The Role, Regulation, & Evolution of Eukaryotic Stress Responses
Organisms exist in dynamic relationship with their environments, sensing and responding to environmental fluctuations that can influence how cells and organisms function. Many conditions, such as environmental toxins and extreme condition shifts, pose stressful situations that can perturb physiology if left unattended. Thus, all cells have intricate systems for sensing their environments, detecting when there is a problem, and mounting a response to maintain a healthy system. Organism-environment interactions have shaped organismal form and function over evolution timeframes, but they also affect individuals during their lifespan. In fact, defects in responding appropriately to cellular stress are linked to many diseases, including cancer and aging.

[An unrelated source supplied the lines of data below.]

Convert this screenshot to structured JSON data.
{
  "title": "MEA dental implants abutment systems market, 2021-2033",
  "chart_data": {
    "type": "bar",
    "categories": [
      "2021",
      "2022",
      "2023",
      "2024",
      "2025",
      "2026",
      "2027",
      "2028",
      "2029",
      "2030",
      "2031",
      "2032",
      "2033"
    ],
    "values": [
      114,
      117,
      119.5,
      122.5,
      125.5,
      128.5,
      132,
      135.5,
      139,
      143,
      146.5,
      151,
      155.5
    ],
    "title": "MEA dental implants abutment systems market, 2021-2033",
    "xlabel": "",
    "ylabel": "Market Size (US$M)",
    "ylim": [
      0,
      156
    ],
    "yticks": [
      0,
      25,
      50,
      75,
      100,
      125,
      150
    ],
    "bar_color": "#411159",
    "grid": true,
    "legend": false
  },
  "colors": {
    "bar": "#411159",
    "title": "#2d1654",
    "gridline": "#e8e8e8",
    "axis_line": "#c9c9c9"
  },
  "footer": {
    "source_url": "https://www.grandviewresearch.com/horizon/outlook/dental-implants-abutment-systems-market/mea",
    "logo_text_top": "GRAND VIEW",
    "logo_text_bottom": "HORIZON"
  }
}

The Gasch Lab is dedicated to understanding the principles of eukaryotic environmental-stress defenses. We integrate novel approaches in functional and comparative genomics, computational analysis, systems biology, and genetics and molecular analysis to understand how cells sense and respond to stress. We primarily study the model eukaryote budding yeast, Saccharomyces cerevisiae, the darling of systems biology that allows us to address new questions in stress biology with implications for other organisms including humans.
Some key questions in the lab include:
* How do cells sense diverse environmental signals and then integrate those signals to identify the appropriate customized cellular response?
* How do inter-connected signaling networks in the cell transmit complex signals and coordinate a multi-faceted physiological response?
* How do cells set the balance between stress defense and growth, and how do defects in this decision point cause diseases such as cancer?
* How much do cellular responses vary across genetically identical cells, and is heterogeneity in the cellular response important for stress survival?
* How do responses vary across genetically unrelated individuals and what can this tell us about general principles of genotype-phenotype-environment interactions?
We use a variety of experimental tools, including bulk and single-cell transcriptomics, single-cell and single-molecule RNA and transcription factor analysis, comparative genomics and proteomics across strains and species. Many projects work at the interface of systems biology, comparative genetics, and evolutionary biology.